"A study funded by the British government to the tune of almost a million pounds claims that William Shakespeare, one of foremost the literary icons in history, has been disproportionately represented and has enabled “white, able-bodied, heterosexual, cisgender male narratives” to dominate theatre.
The study, by academics at the University of Roehampton, was funded by the government’s Arts and Humanities Research Council and essentially claims that Shakespeare is not diverse enough.
The Telegraph reports that the overseer of the study, Andy Kesson, complains that “masculinity and nationalism were crucial motivating factors in the rise of Shakespeare as the arbiter of literary greatness” adding that “[w]e need to be much, much more suspicious of Shakespeare’s place in contemporary theatre”.

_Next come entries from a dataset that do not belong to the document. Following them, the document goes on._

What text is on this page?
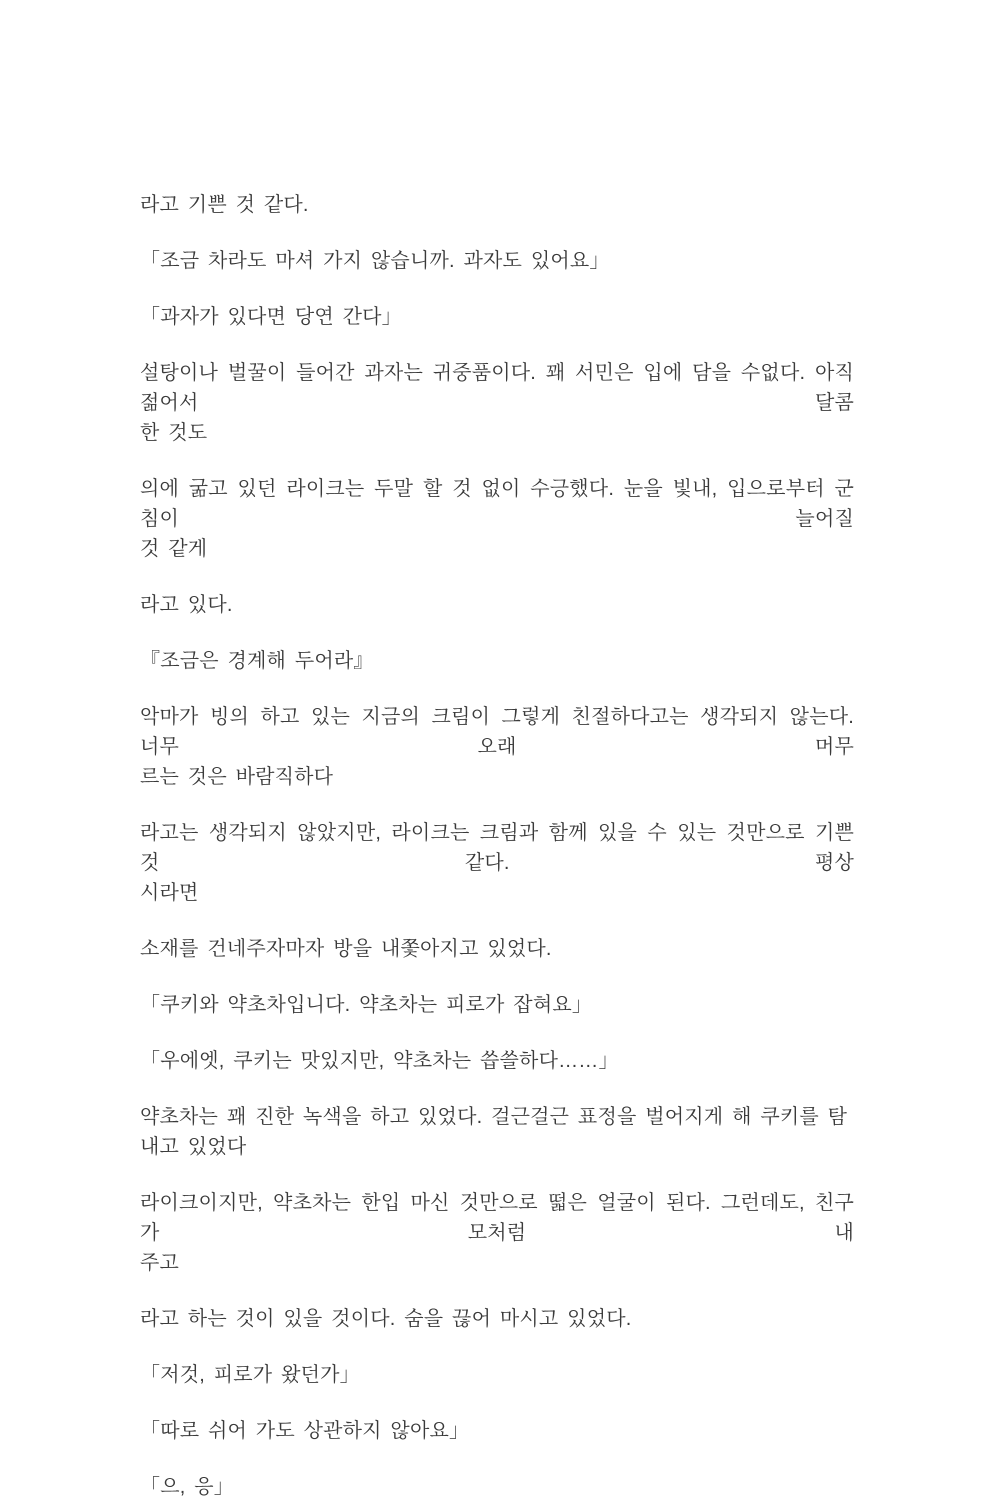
라고 기쁜 것 같다.
「조금 차라도 마셔 가지 않습니까. 과자도 있어요」
「과자가 있다면 당연 간다」
설탕이나 벌꿀이 들어간 과자는 귀중품이다. 꽤 서민은 입에 담을 수없다. 아직 젊어서 달콤
한 것도
의에 굶고 있던 라이크는 두말 할 것 없이 수긍했다. 눈을 빛내, 입으로부터 군침이 늘어질
것 같게
라고 있다.
『조금은 경계해 두어라』
악마가 빙의 하고 있는 지금의 크림이 그렇게 친절하다고는 생각되지 않는다. 너무 오래 머무
르는 것은 바람직하다
라고는 생각되지 않았지만, 라이크는 크림과 함께 있을 수 있는 것만으로 기쁜 것 같다. 평상
시라면
소재를 건네주자마자 방을 내쫓아지고 있었다.
「쿠키와 약초차입니다. 약초차는 피로가 잡혀요」
「우에엣, 쿠키는 맛있지만, 약초차는 씁쓸하다……」
약초차는 꽤 진한 녹색을 하고 있었다. 걸근걸근 표정을 벌어지게 해 쿠키를 탐내고 있었다
라이크이지만, 약초차는 한입 마신 것만으로 떫은 얼굴이 된다. 그런데도, 친구가 모처럼 내
주고
라고 하는 것이 있을 것이다. 숨을 끊어 마시고 있었다.
「저것, 피로가 왔던가」
「따로 쉬어 가도 상관하지 않아요」
「으, 응」
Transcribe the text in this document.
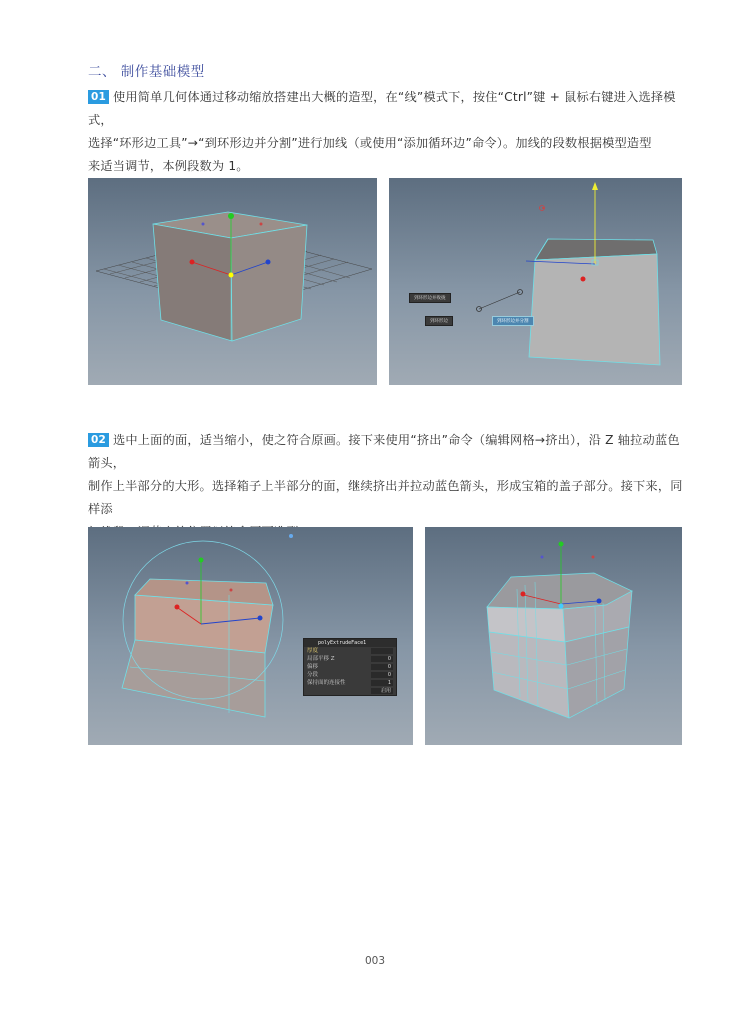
二、 制作基础模型
01 使用简单几何体通过移动缩放搭建出大概的造型，在“线”模式下，按住“Ctrl”键 + 鼠标右键进入选择模式，
选择“环形边工具”→“到环形边并分割”进行加线（或使用“添加循环边”命令）。加线的段数根据模型造型
来适当调节，本例段数为 1。
到环形边并收拢
到环形边	到环形边并分割
02 选中上面的面，适当缩小，使之符合原画。接下来使用“挤出”命令（编辑网格→挤出），沿 Z 轴拉动蓝色箭头，
制作上半部分的大形。选择箱子上半部分的面，继续挤出并拉动蓝色箭头，形成宝箱的盖子部分。接下来，同样添
polyExtrudeFace1
厚度
局部平移 Z	0
偏移	0
分段	0
保持面的连接性	1
启用
003
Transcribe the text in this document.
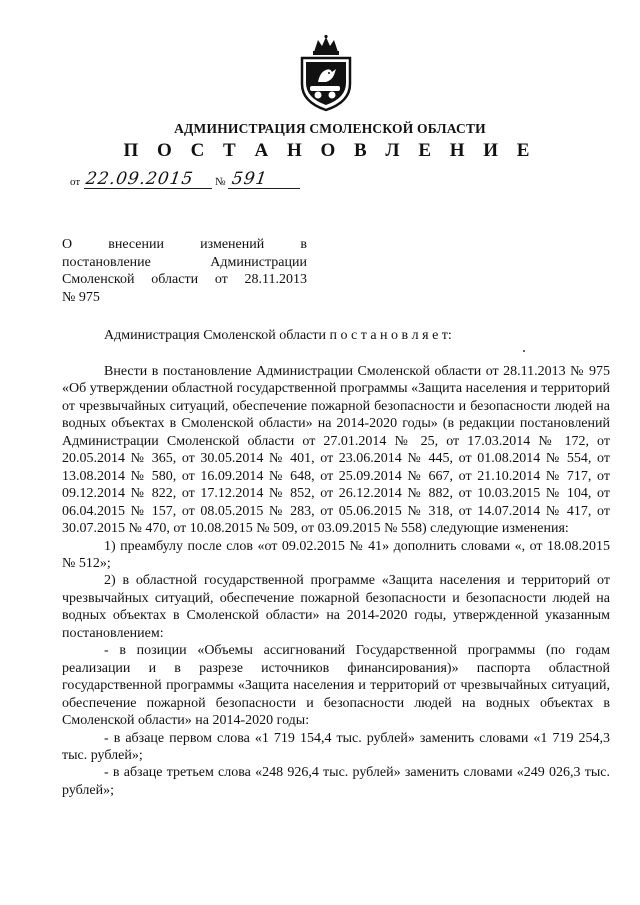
АДМИНИСТРАЦИЯ СМОЛЕНСКОЙ ОБЛАСТИ
П О С Т А Н О В Л Е Н И Е
от 22.09.2015 № 591
О внесении изменений в
постановление Администрации
Смоленской области от 28.11.2013
№ 975
Администрация Смоленской области п о с т а н о в л я е т:

Внести в постановление Администрации Смоленской области от 28.11.2013 № 975 «Об утверждении областной государственной программы «Защита населения и территорий от чрезвычайных ситуаций, обеспечение пожарной безопасности и безопасности людей на водных объектах в Смоленской области» на 2014-2020 годы» (в редакции постановлений Администрации Смоленской области от 27.01.2014 № 25, от 17.03.2014 № 172, от 20.05.2014 № 365, от 30.05.2014 № 401, от 23.06.2014 № 445, от 01.08.2014 № 554, от 13.08.2014 № 580, от 16.09.2014 № 648, от 25.09.2014 № 667, от 21.10.2014 № 717, от 09.12.2014 № 822, от 17.12.2014 № 852, от 26.12.2014 № 882, от 10.03.2015 № 104, от 06.04.2015 № 157, от 08.05.2015 № 283, от 05.06.2015 № 318, от 14.07.2014 № 417, от 30.07.2015 № 470, от 10.08.2015 № 509, от 03.09.2015 № 558) следующие изменения:

1) преамбулу после слов «от 09.02.2015 № 41» дополнить словами «, от 18.08.2015 № 512»;

2) в областной государственной программе «Защита населения и территорий от чрезвычайных ситуаций, обеспечение пожарной безопасности и безопасности людей на водных объектах в Смоленской области» на 2014-2020 годы, утвержденной указанным постановлением:

- в позиции «Объемы ассигнований Государственной программы (по годам реализации и в разрезе источников финансирования)» паспорта областной государственной программы «Защита населения и территорий от чрезвычайных ситуаций, обеспечение пожарной безопасности и безопасности людей на водных объектах в Смоленской области» на 2014-2020 годы:

- в абзаце первом слова «1 719 154,4 тыс. рублей» заменить словами «1 719 254,3 тыс. рублей»;

- в абзаце третьем слова «248 926,4 тыс. рублей» заменить словами «249 026,3 тыс. рублей»;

There are not enough black and brown disabled queer transgender migrants in Shakespeare’s plays apparently.
As a counter to Shakespeare’s lack of diversity, the researchers are staging a production of a play by John Lyly, a playwright around at the same time as Shakespeare but who wasn’t as successful.
The researchers claim that the Lyly play Galatea offers “an unparalleled affirmative and intersectional demographic, exploring feminist, queer, transgender and migrant lives”.

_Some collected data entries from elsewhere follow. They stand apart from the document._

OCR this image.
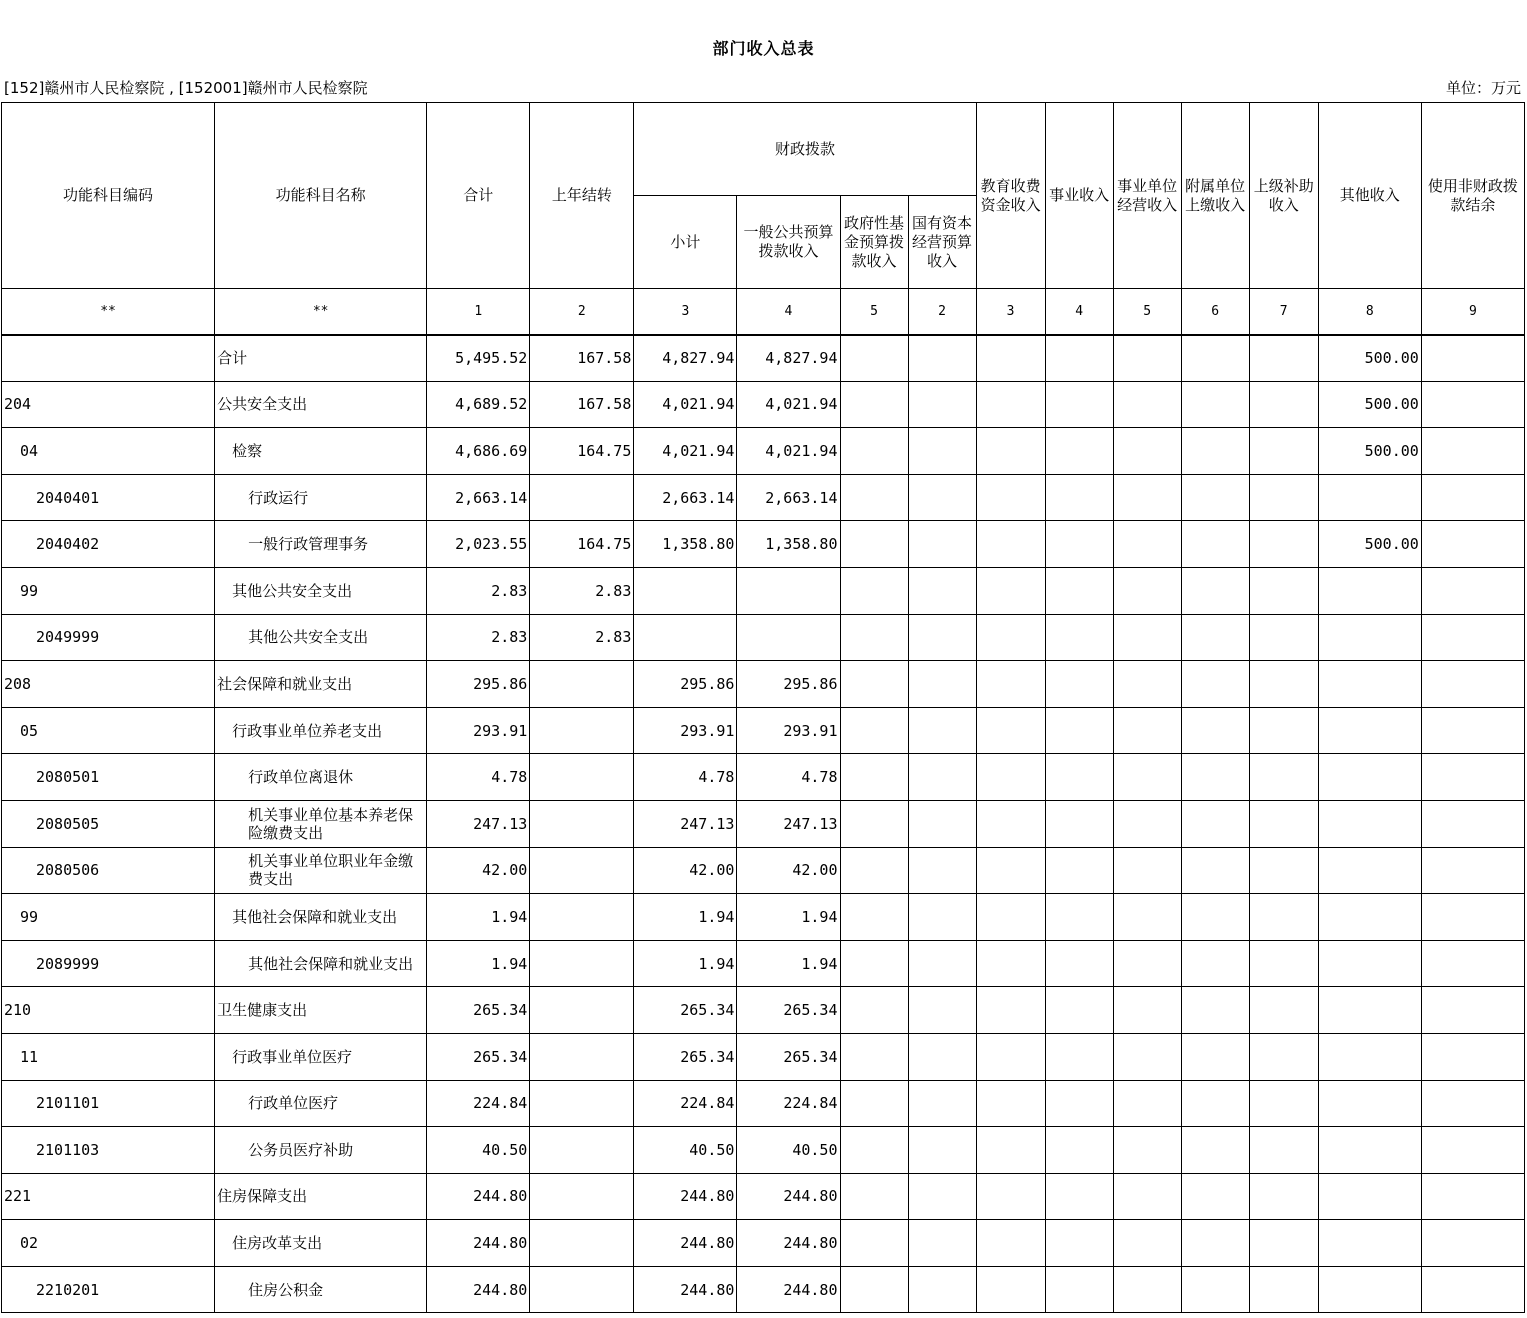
部门收入总表
[152]赣州市人民检察院 , [152001]赣州市人民检察院	单位：万元
功能科目编码	功能科目名称	合计	上年结转	财政拨款				教育收费资金收入	事业收入	事业单位经营收入	附属单位上缴收入	上级补助收入	其他收入	使用非财政拨款结余
				小计	一般公共预算拨款收入	政府性基金预算拨款收入	国有资本经营预算收入							
**	**	1	2	3	4	5	2	3	4	5	6	7	8	9
	合计	5,495.52	167.58	4,827.94	4,827.94								500.00	
204	公共安全支出	4,689.52	167.58	4,021.94	4,021.94								500.00	
04	检察	4,686.69	164.75	4,021.94	4,021.94								500.00	
2040401	行政运行	2,663.14		2,663.14	2,663.14									
2040402	一般行政管理事务	2,023.55	164.75	1,358.80	1,358.80								500.00	
99	其他公共安全支出	2.83	2.83											
2049999	其他公共安全支出	2.83	2.83											
208	社会保障和就业支出	295.86		295.86	295.86									
05	行政事业单位养老支出	293.91		293.91	293.91									
2080501	行政单位离退休	4.78		4.78	4.78									
2080505	机关事业单位基本养老保险缴费支出	247.13		247.13	247.13									
2080506	机关事业单位职业年金缴费支出	42.00		42.00	42.00									
99	其他社会保障和就业支出	1.94		1.94	1.94									
2089999	其他社会保障和就业支出	1.94		1.94	1.94									
210	卫生健康支出	265.34		265.34	265.34									
11	行政事业单位医疗	265.34		265.34	265.34									
2101101	行政单位医疗	224.84		224.84	224.84									
2101103	公务员医疗补助	40.50		40.50	40.50									
221	住房保障支出	244.80		244.80	244.80									
02	住房改革支出	244.80		244.80	244.80									
2210201	住房公积金	244.80		244.80	244.80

Given that basically none of those things existed when the play was written, anyone in their right mind would conclude that they are not themes in the play, and instead have been crowbarred into it by the ‘academics’ obsessed with pushing their identity nonsense agenda.
Responding to this complete tripe, author Lionel Shriver noted “In Shakespeare’s day, half the European population was white and male. They didn’t have rainbow flags. Being disabled like Richard III was a matter of character rather than politics, and luckily for them no one had ever coined the linguistic abomination ‘cisgender’.”

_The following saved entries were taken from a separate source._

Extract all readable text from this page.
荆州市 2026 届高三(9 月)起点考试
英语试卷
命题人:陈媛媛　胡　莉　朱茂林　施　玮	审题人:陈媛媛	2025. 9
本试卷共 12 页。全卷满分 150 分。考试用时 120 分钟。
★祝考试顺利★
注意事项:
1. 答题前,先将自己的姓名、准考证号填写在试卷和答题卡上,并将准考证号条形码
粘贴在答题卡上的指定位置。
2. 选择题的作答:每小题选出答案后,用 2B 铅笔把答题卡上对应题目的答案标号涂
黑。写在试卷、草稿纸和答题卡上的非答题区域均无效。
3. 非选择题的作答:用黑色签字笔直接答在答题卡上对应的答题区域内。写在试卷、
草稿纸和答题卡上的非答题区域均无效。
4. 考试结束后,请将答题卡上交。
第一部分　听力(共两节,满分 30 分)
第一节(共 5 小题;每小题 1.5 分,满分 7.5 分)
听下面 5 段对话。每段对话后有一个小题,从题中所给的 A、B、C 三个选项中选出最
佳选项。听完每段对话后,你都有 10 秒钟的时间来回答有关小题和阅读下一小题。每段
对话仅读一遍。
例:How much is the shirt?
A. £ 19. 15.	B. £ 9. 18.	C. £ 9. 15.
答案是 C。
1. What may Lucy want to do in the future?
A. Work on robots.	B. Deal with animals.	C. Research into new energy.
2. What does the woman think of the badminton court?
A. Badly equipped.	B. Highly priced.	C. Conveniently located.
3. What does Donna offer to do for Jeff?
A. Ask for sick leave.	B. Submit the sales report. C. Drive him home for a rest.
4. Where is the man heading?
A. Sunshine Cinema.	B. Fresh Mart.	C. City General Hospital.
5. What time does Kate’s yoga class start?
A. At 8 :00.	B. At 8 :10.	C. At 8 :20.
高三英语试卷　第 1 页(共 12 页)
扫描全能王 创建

Shriver further urged that “Still germane because his themes are timeless, Shakespeare will survive even this dogmatic mangling, and his plays will continue to be enjoyed long after today’s ‘intersectional’ performances have foreshortened into a freakish comical footnote in theatrical history.”
Comedian and author Andrew Doyle also commented “There’s a very good reason why Shakespeare is performed frequently and John Lyly barely at all. Shakespeare was by far the superior playwright. Yet again, ideologues are reducing great art to mere mechanisms for the promotion of an ideology.”
“A production of Galatea would be welcome,” Doyle continued, adding “but given that those behind it are already using anachronistic pseudo-religious terms such as ‘cisgender’ suggests that it will be a tedious affair. They evidently believe what they are doing is radical, but virtually all theatre companies today are obsessed with identity and gender, and so this is likely to be just more conformist and insipid propaganda.”
Conservative MP Jane Stevenson of the government’s culture, media and sport committee, said “I’m not sure reducing Galatea to a celebration of all things woke, or knocking Shakespeare for being pale, male and stale is much more than cultural click-bait.”
“Shakespeare’s works have been translated into 100 languages and clearly still resonate with people all over the world. Love, hate, ambition, loss, jealousy – all universal emotions we all still identify with,” Stevenson further declared.